G-20 LONDON SUMMIT: EMERGING ECONOMIES FOCAL POINT
The G-20 London summit on April 2, 2009, part of the annual forum of the 20 largest economies that convenes to review the global trade and economic scenario, marked the recognition of the central role that the emerging economies will play in the revival of the global economy.
The financial crisis that gripped the global economy since last year is expected to result in a drop of 9% in global trade in 2009, according to the World Trade Organisation estimates. The developed countries’ exports are set to fall by as much as 10%, while developing countries will see a marginal contraction of 2%-3% in their shipments.
The G-20 shunned protectionism across the board to promote global trade and investment.
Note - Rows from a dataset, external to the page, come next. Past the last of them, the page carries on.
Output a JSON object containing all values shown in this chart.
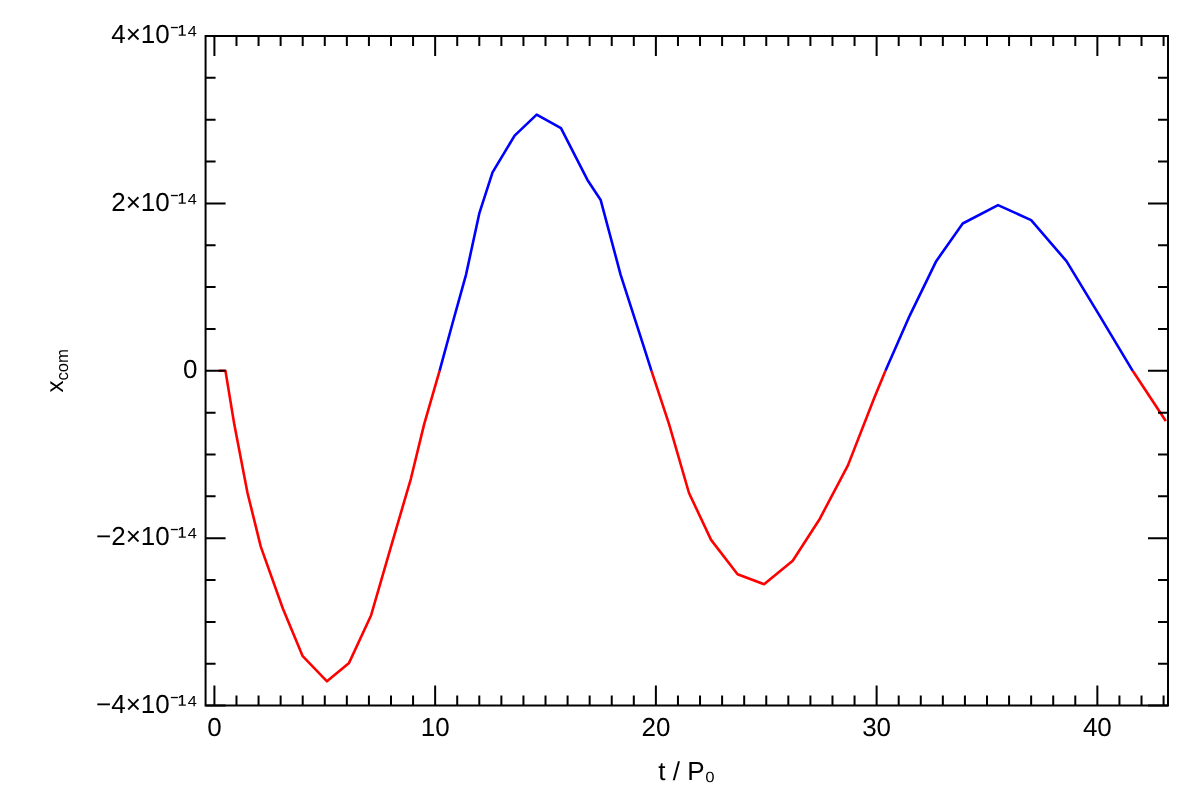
{
  "chart_data": {
    "type": "line",
    "xlabel": "t / P₀",
    "ylabel": "x$_{com}$",
    "xlim": [
      -0.4,
      43.2
    ],
    "ylim": [
      -4e-14,
      4e-14
    ],
    "xticks": [
      0,
      {
        "value": 1,
        "label": null
      },
      {
        "value": 2,
        "label": null
      },
      {
        "value": 3,
        "label": null
      },
      {
        "value": 4,
        "label": null
      },
      {
        "value": 5,
        "label": null
      },
      {
        "value": 6,
        "label": null
      },
      {
        "value": 7,
        "label": null
      },
      {
        "value": 8,
        "label": null
      },
      {
        "value": 9,
        "label": null
      },
      10,
      {
        "value": 11,
        "label": null
      },
      {
        "value": 12,
        "label": null
      },
      {
        "value": 13,
        "label": null
      },
      {
        "value": 14,
        "label": null
      },
      {
        "value": 15,
        "label": null
      },
      {
        "value": 16,
        "label": null
      },
      {
        "value": 17,
        "label": null
      },
      {
        "value": 18,
        "label": null
      },
      {
        "value": 19,
        "label": null
      },
      20,
      {
        "value": 21,
        "label": null
      },
      {
        "value": 22,
        "label": null
      },
      {
        "value": 23,
        "label": null
      },
      {
        "value": 24,
        "label": null
      },
      {
        "value": 25,
        "label": null
      },
      {
        "value": 26,
        "label": null
      },
      {
        "value": 27,
        "label": null
      },
      {
        "value": 28,
        "label": null
      },
      {
        "value": 29,
        "label": null
      },
      30,
      {
        "value": 31,
        "label": null
      },
      {
        "value": 32,
        "label": null
      },
      {
        "value": 33,
        "label": null
      },
      {
        "value": 34,
        "label": null
      },
      {
        "value": 35,
        "label": null
      },
      {
        "value": 36,
        "label": null
      },
      {
        "value": 37,
        "label": null
      },
      {
        "value": 38,
        "label": null
      },
      {
        "value": 39,
        "label": null
      },
      40,
      {
        "value": 41,
        "label": null
      },
      {
        "value": 42,
        "label": null
      },
      {
        "value": 43,
        "label": null
      }
    ],
    "yticks": [
      {
        "value": -4e-14,
        "label": "−4×10⁻¹⁴"
      },
      {
        "value": -3.5e-14,
        "label": null
      },
      {
        "value": -3e-14,
        "label": null
      },
      {
        "value": -2.5e-14,
        "label": null
      },
      {
        "value": -2e-14,
        "label": "−2×10⁻¹⁴"
      },
      {
        "value": -1.5e-14,
        "label": null
      },
      {
        "value": -1e-14,
        "label": null
      },
      {
        "value": -5e-15,
        "label": null
      },
      0,
      {
        "value": 5e-15,
        "label": null
      },
      {
        "value": 1e-14,
        "label": null
      },
      {
        "value": 1.5e-14,
        "label": null
      },
      {
        "value": 2e-14,
        "label": "2×10⁻¹⁴"
      },
      {
        "value": 2.5e-14,
        "label": null
      },
      {
        "value": 3e-14,
        "label": null
      },
      {
        "value": 3.5e-14,
        "label": null
      },
      {
        "value": 4e-14,
        "label": "4×10⁻¹⁴"
      }
    ],
    "grid": false,
    "legend": false,
    "series": [
      {
        "color": "#ff0000",
        "x": [
          0.2,
          0.5,
          0.9,
          1.5,
          2.1,
          3.1,
          4,
          5.1,
          6.1,
          7.1,
          8,
          8.9,
          9.5,
          10.2,
          15,
          19.8,
          20.6,
          21.5,
          22.5,
          23.7,
          24.9,
          26.2,
          27.4,
          28.7,
          29.9,
          30.4,
          36,
          41.6,
          43.1
        ],
        "values": [
          0,
          0,
          -6.4e-15,
          -1.46e-14,
          -2.1e-14,
          -2.84e-14,
          -3.41e-14,
          -3.71e-14,
          -3.49e-14,
          -2.92e-14,
          -2.1e-14,
          -1.29e-14,
          -6.4e-15,
          0,
          null,
          0,
          -6.4e-15,
          -1.46e-14,
          -2.02e-14,
          -2.43e-14,
          -2.55e-14,
          -2.27e-14,
          -1.78e-14,
          -1.13e-14,
          -3.2e-15,
          0,
          null,
          0,
          -6e-15
        ]
      },
      {
        "color": "#0000ff",
        "x": [
          10.2,
          10.8,
          11.4,
          12,
          12.6,
          13.6,
          14.6,
          15.7,
          16.9,
          17.5,
          18.4,
          19.4,
          19.8,
          25,
          30.4,
          31.5,
          32.7,
          33.9,
          35.5,
          37,
          38.6,
          40.1,
          41.6
        ],
        "values": [
          0,
          5.8e-15,
          1.15e-14,
          1.88e-14,
          2.37e-14,
          2.81e-14,
          3.06e-14,
          2.9e-14,
          2.28e-14,
          2.04e-14,
          1.15e-14,
          3.3e-15,
          0,
          null,
          0,
          6.6e-15,
          1.31e-14,
          1.76e-14,
          1.98e-14,
          1.8e-14,
          1.31e-14,
          6.6e-15,
          0
        ]
      }
    ]
  }
}
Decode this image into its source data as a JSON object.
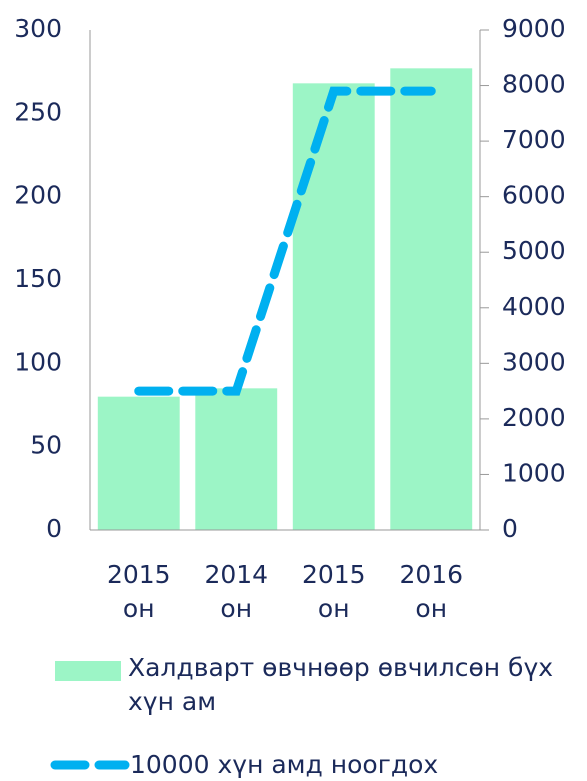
{
  "chart_data": {
    "type": "bar",
    "categories": [
      "2015 он",
      "2014 он",
      "2015 он",
      "2016 он"
    ],
    "series": [
      {
        "name": "Халдварт өвчнөөр өвчилсөн бүх хүн ам",
        "type": "bar",
        "color": "#9cf5c6",
        "values": [
          80,
          85,
          268,
          277
        ]
      },
      {
        "name": "10000 хүн амд ноогдох",
        "type": "line",
        "axis": "y2",
        "color": "#00b0f0",
        "values": [
          2500,
          2500,
          7900,
          7900
        ]
      }
    ],
    "ylim": [
      0,
      300
    ],
    "yticks": [
      0,
      50,
      100,
      150,
      200,
      250,
      300
    ],
    "y2lim": [
      0,
      9000
    ],
    "y2ticks": [
      0,
      1000,
      2000,
      3000,
      4000,
      5000,
      6000,
      7000,
      8000,
      9000
    ],
    "grid": false,
    "legend": "bottom"
  }
}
The forum extended a $1.1 trillion for international credit and additional $250 billion through the International Monetary Fund (IMF) as part of the few decisive steps to revive the global economy. This capital infusion will benefit the emerging economies like India and China, particularly in the services exports. The two countries figure among the top 10 in services exports, with China contributing 3.7% at $137 billion closely followed by India contributing 2.8% at $106 billion of the world’s total in 2008.
G-20 itself is a manifestation of emerging economies with more weightage in the global economic affairs, as compared to the G-8, a group of eight largest industrialized nations. Some assertions, however, such as the regulations to curb tax havens, could negatively impact capital flows into emerging economies.